Beyond the crisis: global production and food system resilience
The temptation, in interpreting the Spanish case, is to extrapolate a permanent global decline. The data do not support that read. The International Olive Council reported global olive-oil production of 2,589,000 tonnes in 2023/24, followed by provisional production of 3,572,000 tonnes in 2024/25 and an estimated 3,440,000 tonnes for 2025/26. The trajectory is not monotonic. It is volatile — but the volatility operates around a level that recovers substantially after the 2022/23 shock. Global output did not collapse; Spanish output did, in a single season, before partial recovery in subsequent campaigns.
This is the systems-level lesson the olive case actually delivers. Climate change effects in agriculture do not arrive as a smooth downward slope. They arrive as discrete shocks — bad seasons, broken forecasts, regional collapses — superimposed on a baseline that itself is shifting. Food supply chain resilience depends not on the absence of such shocks but on the system's capacity to absorb them without cascading failure. A single country's bad year, in a globally diversified supply, is recoverable. The same shock, repeated across multiple producers in the same climate region in the same season, is not. And the probability of correlated shocks — of multiple Mediterranean producers hitting the same physiological ceiling in the same year — rises as the climate envelope that once differentiated their seasons continues to compress.
The structural takeaway
The olive oil story is not a parable about a fragile crop. Olives remain among the most climate-resilient tree crops in Mediterranean agriculture, capable of surviving conditions that would eliminate less adapted species. The 2022/23 collapse is a parable about the difference between tolerance and adequacy: a system can survive a changed climate and still fail to perform within it. The thresholds identified in the agronomic literature — 350 mm of annual precipitation, 30°C maximum summer temperatures, 40°C as a photosynthetic ceiling — are not lines a plant crosses and dies. They are lines a plant crosses and underperforms. Agricultural systems built on the assumption that historical climate envelopes will persist are not built for underperformance. They are built for a narrower outcome distribution than the one climate change is now delivering, and the variance around the mean is doing most of the damage.

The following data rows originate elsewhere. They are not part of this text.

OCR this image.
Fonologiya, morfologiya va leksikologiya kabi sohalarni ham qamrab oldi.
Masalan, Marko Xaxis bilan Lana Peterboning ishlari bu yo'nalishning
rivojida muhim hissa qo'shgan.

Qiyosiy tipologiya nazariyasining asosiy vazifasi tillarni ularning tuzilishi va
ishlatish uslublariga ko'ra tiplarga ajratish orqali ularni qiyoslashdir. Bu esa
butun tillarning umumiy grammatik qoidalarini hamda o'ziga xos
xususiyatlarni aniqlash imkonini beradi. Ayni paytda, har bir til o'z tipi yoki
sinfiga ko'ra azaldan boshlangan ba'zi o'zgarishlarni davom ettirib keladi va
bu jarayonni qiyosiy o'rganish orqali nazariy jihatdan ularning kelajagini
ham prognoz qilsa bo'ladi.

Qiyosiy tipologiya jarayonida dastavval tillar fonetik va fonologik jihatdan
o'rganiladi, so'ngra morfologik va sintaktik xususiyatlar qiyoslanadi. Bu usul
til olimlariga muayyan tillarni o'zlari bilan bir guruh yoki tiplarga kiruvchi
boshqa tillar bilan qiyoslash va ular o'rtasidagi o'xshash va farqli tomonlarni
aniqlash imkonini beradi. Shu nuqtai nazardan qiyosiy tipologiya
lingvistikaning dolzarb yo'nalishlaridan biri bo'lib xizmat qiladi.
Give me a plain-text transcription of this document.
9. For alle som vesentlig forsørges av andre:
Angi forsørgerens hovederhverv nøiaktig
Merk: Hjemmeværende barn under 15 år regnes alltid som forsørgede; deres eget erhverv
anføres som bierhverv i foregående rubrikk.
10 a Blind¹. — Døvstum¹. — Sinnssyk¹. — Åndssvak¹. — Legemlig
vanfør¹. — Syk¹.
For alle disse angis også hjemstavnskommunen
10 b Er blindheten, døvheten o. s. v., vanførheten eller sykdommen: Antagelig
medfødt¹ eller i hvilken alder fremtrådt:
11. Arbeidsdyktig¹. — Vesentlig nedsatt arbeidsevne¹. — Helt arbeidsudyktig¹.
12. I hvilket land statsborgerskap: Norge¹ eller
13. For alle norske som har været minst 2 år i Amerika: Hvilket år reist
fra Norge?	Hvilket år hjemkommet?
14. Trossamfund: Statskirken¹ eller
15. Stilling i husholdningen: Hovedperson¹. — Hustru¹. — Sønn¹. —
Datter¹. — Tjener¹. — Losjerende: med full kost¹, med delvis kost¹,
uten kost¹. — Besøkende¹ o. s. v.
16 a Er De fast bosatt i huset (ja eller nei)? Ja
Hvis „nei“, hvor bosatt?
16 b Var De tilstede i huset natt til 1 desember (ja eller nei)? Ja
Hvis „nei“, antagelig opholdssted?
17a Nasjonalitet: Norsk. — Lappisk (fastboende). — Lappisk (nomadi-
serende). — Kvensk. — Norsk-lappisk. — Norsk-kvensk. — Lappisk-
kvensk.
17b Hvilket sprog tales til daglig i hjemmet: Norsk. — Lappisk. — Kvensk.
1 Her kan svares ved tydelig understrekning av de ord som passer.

What the Spanish case demonstrates, with unusual clarity, is that the cost of misreading that distribution is concentrated in single seasons and in the physiological windows that determine them. Adaptation strategies that focus only on long-term averages will miss the volatility that is already doing the structural work. Extreme weather farming impact is no longer a tail-risk scenario to be planned around; it is the operating environment. The lesson is not that olive oil is in permanent crisis. The lesson is that the categories we use to evaluate agricultural risk — tolerance, resilience, viability, even drought resistance — need to be recalibrated against a climate that is no longer behaving as a stationary background variable. The orchards are still standing. The harvest, when it fails by half, is what tells us the system has already moved.